La senadora electa Lorena Villaverde atraviesa un momento de fuerte incertidumbre política: su ingreso a la Cámara Alta depende ahora de una comisión controlada por el peronismo y de un voto clave, el de la rionegrina Mónica Silva. En medio de denuncias y tensiones internas, su asunción podría trabarse.
La dirigente libertaria, electa por Río Negro en los comicios del 26 de octubre, mantiene un silencio estratégico mientras crece la desconfianza dentro del propio bloque que lidera Patricia Bullrich. En la última reunión del espacio, un colega le preguntó directamente por su situación judicial y sus vínculos con Fred Machado y Claudio Ciccarelli, los mismos que provocaron la caída de José Luis Espert de la lista oficialista.
Villaverde respondió que “todo estaba aclarado” y que la ministra de Seguridad “está al tanto”, pero la explicación no convenció a sus compañeros. Desde el sector libertario admiten que “ni el propio bloque confía del todo en ella”, y que su designación enfrenta resistencias en distintos espacios del Senado.
La comisión clave y el rol del peronismo
El pliego de Villaverde debe ser aprobado por la Comisión de Asuntos Constitucionales, que preside la cordobesa Alejandra Vigo y está integrada por 19 senadores. En ese ámbito, el peronismo tiene mayoría con ocho miembros, mientras que entre los restantes figuran el radical Pablo Blanco, la larretista Guadalupe Tagliaferri y la neuquina Mónica Silva, cuyo voto puede resultar decisivo.

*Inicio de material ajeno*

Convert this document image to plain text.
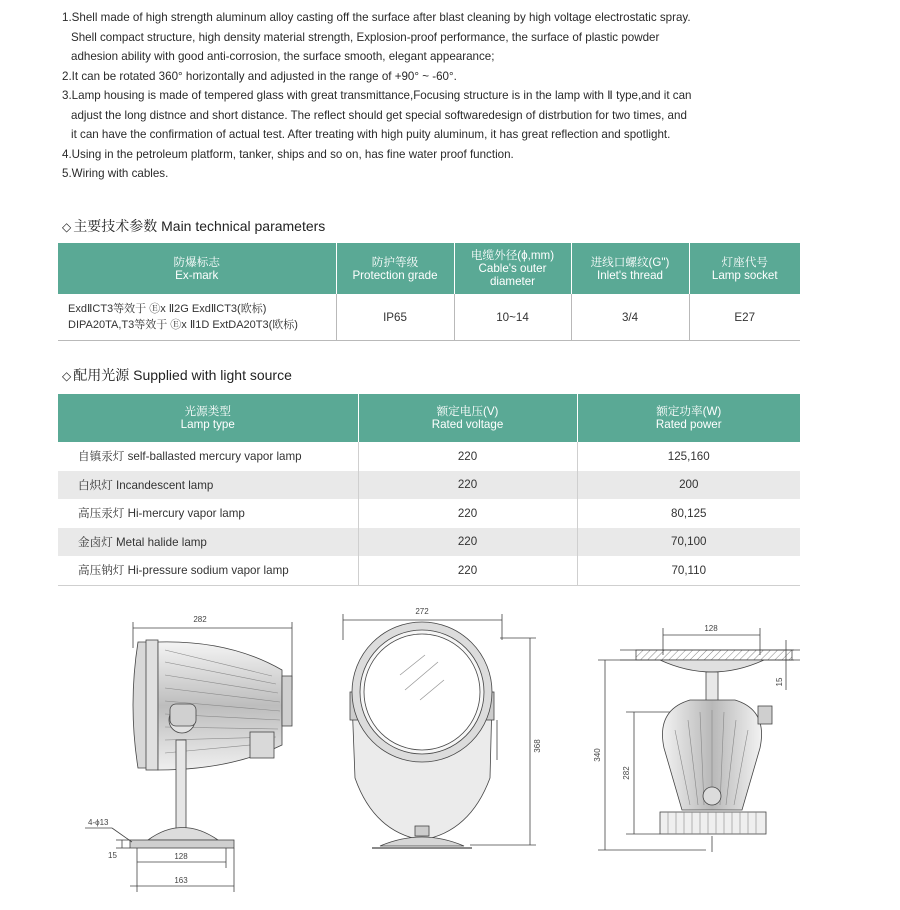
1.Shell made of high strength aluminum alloy casting off the surface after blast cleaning by high voltage electrostatic spray.
Shell compact structure, high density material strength, Explosion-proof performance, the surface of plastic powder
adhesion ability with good anti-corrosion, the surface smooth, elegant appearance;
2.It can be rotated 360° horizontally and adjusted in the range of +90° ~ -60°.
3.Lamp housing is made of tempered glass with great transmittance,Focusing structure is in the lamp with Ⅱ type,and it can
adjust the long distnce and short distance. The reflect should get special softwaredesign of distrbution for two times, and
it can have the confirmation of actual test. After treating with high puity aluminum, it has great reflection and spotlight.
4.Using in the petroleum platform, tanker, ships and so on, has fine water proof function.
5.Wiring with cables.
◇ 主要技术参数 Main technical parameters
防爆标志
Ex-mark	防护等级
Protection grade	电缆外径(ϕ,mm)
Cable's outer diameter	进线口螺纹(G")
Inlet's thread	灯座代号
Lamp socket

ExdⅡCT3等效于 Ⓔx Ⅱ2G ExdⅡCT3(欧标)
DIPA20TA,T3等效于 Ⓔx Ⅱ1D ExtDA20T3(欧标)	IP65	10~14	3/4	E27
◇ 配用光源 Supplied with light source
光源类型
Lamp type	额定电压(V)
Rated voltage	额定功率(W)
Rated power

自镇汞灯 self-ballasted mercury vapor lamp	220	125,160
白炽灯 Incandescent lamp	220	200
高压汞灯 Hi-mercury vapor lamp	220	80,125
金卤灯 Metal halide lamp	220	70,100
高压钠灯 Hi-pressure sodium vapor lamp	220	70,110
282
4-ϕ13
15	128
163
272
368
128
15
340
282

Fuentes parlamentarias adelantaron que el bloque peronista analiza impugnar su incorporación bajo el mismo criterio aplicado en el recordado “caso Patti”, cuando en 2005 se le negó la banca al exrepresor Luis Abelardo Patti por sus causas judiciales. “Hay antecedentes institucionales que avalan una decisión de este tipo”, reconocen desde el entorno de Vigo.
Dudas internas y presión política en ascenso
Mientras tanto, dentro del oficialismo libertario la tensión crece. Un senador del espacio reconoció que Villaverde “la tiene difícil” y que “no hay certezas de que consiga los votos necesarios”. De no lograr el dictamen favorable, su juramento previsto en la sesión preparatoria antes del 10 de diciembre quedaría bloqueado.
El caso vuelve a poner en escena la fragilidad del armado libertario en el Congreso y la distancia entre el discurso de renovación política y los cuestionamientos éticos que atraviesan a algunos de sus referentes. La decisión que adopte la comisión será determinante para definir si Villaverde asume o si el Senado inaugura una nueva crisis política antes del recambio legislativo.